I was joking with a friend the other night that writing book chapters is like having children. You have a speck of an idea, you work to nurture it, feed it the right foods, music and thoughts, allow it to gestate until it ripens and then, fingers crossed, have a speedy delivery. The sleepless nights that follow and the days you then stumble through trying to stay human are also remarkably similar. 🙂
Mostly, though, I think the similarity lies in the uncertainty of the process, you don’t know whether things will always turn out the way you envision but you give it your best effort anyway. I daresay once the child-chapter is delivered the same anxieties, joys and hopes that one holds for every child applies too.

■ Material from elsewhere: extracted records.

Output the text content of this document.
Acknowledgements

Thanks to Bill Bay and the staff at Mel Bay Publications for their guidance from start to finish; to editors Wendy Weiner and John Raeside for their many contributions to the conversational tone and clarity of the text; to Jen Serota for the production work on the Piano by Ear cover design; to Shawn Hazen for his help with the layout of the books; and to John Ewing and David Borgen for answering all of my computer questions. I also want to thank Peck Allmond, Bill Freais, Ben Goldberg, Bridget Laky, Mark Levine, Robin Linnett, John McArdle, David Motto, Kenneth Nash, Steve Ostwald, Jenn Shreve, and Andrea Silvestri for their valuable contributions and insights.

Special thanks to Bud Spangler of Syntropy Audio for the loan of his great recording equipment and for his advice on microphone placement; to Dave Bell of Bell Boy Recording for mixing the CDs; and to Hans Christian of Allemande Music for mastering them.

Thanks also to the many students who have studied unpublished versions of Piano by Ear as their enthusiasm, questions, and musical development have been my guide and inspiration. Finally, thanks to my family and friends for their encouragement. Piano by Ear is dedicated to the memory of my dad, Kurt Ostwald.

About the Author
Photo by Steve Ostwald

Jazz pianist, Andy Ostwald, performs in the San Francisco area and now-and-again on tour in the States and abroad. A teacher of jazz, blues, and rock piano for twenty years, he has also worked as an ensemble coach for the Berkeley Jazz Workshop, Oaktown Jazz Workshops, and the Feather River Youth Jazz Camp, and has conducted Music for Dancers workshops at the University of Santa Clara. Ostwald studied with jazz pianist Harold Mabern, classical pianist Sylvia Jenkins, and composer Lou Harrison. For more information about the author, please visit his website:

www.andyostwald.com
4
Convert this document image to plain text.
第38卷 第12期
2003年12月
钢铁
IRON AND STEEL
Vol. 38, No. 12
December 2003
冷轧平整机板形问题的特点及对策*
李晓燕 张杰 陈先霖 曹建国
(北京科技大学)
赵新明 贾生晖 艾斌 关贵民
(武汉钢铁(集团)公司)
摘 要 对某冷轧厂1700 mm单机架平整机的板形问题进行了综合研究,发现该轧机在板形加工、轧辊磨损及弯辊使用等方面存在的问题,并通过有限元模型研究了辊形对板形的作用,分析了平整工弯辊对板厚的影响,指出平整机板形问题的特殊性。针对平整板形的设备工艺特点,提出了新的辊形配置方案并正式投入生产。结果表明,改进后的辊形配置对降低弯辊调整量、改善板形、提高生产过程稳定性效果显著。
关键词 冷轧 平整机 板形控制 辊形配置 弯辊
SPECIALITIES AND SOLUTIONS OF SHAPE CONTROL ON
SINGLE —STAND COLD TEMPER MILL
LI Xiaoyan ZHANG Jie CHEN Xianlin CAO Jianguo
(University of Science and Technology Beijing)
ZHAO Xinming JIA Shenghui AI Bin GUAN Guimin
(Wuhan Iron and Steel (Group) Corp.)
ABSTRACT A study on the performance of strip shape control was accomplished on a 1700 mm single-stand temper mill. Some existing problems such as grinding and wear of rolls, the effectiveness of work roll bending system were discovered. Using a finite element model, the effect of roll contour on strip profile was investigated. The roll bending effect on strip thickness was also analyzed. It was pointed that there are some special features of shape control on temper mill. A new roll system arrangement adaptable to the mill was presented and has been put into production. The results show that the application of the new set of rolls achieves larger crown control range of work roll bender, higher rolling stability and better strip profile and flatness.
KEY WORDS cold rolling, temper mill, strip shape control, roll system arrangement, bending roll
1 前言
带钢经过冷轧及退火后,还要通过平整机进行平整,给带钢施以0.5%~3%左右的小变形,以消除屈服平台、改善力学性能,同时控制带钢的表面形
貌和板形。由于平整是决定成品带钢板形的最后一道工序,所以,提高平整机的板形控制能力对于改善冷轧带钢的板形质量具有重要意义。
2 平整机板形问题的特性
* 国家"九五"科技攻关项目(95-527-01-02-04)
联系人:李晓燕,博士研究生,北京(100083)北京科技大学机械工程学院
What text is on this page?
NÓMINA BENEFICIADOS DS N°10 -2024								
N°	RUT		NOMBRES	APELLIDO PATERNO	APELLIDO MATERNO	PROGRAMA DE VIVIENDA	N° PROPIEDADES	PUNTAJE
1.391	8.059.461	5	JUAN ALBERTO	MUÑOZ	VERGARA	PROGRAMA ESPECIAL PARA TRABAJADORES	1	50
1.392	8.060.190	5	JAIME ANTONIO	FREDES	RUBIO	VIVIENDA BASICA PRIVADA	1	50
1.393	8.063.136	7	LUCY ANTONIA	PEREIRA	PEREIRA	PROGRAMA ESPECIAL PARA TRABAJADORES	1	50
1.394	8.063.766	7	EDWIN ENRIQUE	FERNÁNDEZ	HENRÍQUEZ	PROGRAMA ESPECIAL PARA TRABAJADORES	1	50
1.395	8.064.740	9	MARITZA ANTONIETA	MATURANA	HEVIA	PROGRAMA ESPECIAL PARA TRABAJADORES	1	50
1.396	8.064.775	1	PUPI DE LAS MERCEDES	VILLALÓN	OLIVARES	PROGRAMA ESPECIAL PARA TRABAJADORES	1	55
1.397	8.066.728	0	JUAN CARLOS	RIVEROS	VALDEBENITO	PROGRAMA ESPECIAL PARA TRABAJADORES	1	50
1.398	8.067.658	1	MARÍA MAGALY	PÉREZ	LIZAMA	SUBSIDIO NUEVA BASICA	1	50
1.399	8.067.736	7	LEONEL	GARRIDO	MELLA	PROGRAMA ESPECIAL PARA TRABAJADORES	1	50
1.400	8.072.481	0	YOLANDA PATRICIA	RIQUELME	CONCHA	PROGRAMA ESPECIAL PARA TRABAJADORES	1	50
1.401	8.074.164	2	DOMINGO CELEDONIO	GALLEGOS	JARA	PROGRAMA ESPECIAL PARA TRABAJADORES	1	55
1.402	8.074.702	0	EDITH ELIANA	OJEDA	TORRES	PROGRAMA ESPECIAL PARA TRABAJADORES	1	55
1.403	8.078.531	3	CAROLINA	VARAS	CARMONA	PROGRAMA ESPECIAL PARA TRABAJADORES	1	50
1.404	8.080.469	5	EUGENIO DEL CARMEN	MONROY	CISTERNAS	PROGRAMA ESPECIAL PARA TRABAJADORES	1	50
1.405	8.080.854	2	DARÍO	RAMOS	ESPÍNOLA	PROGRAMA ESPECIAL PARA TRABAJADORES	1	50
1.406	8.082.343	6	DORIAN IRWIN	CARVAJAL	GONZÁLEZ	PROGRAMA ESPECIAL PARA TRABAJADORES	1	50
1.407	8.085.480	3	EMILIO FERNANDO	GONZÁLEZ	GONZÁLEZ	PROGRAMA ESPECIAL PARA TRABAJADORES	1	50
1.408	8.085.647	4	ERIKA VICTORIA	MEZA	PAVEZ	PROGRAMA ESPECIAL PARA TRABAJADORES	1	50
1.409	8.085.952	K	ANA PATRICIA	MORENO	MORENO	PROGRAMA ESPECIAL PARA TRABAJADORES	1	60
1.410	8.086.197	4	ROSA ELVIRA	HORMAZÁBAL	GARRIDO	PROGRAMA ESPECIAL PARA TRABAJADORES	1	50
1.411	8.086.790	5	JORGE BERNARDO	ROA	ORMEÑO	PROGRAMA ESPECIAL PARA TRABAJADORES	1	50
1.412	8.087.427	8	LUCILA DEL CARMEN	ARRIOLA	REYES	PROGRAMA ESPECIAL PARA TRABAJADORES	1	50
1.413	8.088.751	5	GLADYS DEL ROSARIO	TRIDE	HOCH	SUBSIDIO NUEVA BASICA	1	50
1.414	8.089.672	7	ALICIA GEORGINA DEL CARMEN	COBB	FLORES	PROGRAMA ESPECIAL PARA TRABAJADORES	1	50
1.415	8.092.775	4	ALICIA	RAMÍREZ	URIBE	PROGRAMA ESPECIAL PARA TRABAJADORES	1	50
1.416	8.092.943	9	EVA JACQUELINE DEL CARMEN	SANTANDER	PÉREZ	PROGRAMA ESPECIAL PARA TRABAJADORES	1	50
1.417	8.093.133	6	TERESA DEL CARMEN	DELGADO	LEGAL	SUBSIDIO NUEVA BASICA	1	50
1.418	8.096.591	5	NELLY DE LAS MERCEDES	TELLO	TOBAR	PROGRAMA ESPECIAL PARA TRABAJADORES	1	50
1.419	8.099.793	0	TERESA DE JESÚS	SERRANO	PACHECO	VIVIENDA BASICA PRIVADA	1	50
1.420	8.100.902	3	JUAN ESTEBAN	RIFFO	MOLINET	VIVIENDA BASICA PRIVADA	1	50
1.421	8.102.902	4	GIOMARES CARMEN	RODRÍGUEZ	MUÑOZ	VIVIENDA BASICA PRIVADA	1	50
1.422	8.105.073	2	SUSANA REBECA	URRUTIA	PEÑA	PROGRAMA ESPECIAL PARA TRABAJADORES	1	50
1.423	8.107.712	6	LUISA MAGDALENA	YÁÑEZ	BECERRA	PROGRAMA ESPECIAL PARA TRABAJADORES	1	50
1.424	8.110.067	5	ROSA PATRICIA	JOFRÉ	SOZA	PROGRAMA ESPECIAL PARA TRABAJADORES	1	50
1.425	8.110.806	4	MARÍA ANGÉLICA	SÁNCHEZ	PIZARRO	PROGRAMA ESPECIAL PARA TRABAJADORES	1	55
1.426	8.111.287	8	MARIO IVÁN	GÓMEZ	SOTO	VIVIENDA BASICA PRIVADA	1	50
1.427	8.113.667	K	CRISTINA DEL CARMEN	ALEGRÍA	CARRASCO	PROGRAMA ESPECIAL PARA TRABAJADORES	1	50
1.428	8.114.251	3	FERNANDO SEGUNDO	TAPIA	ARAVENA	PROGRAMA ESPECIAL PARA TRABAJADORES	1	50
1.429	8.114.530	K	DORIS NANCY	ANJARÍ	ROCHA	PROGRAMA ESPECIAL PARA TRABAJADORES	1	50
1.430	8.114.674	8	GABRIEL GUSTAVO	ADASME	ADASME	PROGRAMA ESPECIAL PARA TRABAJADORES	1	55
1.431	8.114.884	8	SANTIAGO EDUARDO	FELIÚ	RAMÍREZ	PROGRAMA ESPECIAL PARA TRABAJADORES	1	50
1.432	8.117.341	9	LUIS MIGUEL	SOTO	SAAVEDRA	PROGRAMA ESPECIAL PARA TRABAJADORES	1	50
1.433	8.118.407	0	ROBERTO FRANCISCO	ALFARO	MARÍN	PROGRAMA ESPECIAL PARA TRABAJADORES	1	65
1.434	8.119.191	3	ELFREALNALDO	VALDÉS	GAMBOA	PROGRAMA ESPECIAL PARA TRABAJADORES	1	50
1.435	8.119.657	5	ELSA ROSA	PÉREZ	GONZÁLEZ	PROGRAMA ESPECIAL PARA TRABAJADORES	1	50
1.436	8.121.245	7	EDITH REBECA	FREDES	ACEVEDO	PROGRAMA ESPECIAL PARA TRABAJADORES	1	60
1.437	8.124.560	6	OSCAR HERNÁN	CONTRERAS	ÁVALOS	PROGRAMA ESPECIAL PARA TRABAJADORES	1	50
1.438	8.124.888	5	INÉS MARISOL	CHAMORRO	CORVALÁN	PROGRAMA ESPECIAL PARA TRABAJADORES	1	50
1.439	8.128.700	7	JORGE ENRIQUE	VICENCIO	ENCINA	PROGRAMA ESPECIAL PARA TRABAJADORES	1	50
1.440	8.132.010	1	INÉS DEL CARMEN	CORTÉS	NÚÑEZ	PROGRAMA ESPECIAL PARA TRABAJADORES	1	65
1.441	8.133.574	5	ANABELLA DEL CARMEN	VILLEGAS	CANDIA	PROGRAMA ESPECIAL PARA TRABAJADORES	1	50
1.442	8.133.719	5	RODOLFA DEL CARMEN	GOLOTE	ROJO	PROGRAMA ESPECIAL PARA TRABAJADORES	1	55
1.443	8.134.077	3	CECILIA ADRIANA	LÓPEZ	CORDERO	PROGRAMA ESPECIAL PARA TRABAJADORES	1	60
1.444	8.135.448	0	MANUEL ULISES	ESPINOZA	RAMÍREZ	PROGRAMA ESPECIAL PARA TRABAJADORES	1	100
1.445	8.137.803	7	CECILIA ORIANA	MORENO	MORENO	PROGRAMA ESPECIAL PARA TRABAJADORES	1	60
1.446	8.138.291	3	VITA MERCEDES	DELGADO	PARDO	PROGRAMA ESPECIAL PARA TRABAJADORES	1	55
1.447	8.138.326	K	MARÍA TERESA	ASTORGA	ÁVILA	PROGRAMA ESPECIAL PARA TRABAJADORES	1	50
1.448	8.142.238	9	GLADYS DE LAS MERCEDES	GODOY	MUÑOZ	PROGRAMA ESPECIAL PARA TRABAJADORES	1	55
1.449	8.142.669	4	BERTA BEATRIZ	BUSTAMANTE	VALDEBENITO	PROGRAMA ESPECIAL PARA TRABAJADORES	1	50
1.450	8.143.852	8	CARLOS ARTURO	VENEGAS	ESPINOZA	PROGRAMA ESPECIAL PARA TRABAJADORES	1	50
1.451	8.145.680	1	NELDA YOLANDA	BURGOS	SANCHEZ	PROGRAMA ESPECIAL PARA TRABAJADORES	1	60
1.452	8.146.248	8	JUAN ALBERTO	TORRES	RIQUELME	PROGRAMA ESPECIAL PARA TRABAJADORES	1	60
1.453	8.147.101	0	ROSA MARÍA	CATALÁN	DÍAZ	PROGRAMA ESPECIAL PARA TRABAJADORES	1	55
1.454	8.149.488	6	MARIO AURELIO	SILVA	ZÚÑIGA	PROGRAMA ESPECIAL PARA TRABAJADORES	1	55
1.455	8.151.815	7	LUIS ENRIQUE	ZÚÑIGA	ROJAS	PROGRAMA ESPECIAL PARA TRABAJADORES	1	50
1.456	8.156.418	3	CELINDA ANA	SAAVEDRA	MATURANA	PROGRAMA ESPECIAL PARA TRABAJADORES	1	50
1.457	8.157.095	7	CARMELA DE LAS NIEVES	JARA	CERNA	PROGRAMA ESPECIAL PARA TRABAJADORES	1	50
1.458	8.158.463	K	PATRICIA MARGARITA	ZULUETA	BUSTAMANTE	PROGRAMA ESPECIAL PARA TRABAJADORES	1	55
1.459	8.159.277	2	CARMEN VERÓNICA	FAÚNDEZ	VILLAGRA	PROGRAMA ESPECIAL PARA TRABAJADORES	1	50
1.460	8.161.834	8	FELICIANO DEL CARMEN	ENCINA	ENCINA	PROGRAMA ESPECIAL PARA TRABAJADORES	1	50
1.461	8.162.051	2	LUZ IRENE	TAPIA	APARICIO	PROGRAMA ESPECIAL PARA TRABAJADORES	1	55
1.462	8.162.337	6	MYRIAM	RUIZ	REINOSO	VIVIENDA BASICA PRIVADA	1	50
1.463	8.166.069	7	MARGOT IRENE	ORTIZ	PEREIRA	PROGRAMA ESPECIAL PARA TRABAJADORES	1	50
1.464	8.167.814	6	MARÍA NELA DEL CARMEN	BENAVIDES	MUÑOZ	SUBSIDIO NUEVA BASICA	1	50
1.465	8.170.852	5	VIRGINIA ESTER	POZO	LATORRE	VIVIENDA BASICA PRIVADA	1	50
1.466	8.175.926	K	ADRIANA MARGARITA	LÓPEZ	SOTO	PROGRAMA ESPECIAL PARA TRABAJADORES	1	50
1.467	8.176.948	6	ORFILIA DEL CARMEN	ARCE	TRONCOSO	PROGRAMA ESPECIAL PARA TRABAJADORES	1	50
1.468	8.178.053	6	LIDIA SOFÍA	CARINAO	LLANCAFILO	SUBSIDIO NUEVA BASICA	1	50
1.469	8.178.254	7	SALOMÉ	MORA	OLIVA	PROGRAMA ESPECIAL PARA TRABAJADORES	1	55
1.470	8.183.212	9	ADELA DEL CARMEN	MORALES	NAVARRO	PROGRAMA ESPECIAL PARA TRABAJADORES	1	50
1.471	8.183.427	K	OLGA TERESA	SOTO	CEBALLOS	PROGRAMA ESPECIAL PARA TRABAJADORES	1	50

I have another 3 chapters and a conclusion to complete before my family of chapters is complete. Meanwhile, my one and only offspring has just turned 18 and is taking flight with not a care in the world it seems. I won’t bore anyone with reminisces of what a cute baby she was but watching her grab life by the throat, clubbing, swimming, movies, university life, friends, relationships, sexuality and no doubt, in time, breakups, I can see she has turned out well. Of course I am not the only one who’s been part of her upbringing but if it is not tempting the gods to say so, I think she’s a great young woman and her mother is proud of her.
Now, if I can only do as well producing this book as I have with her.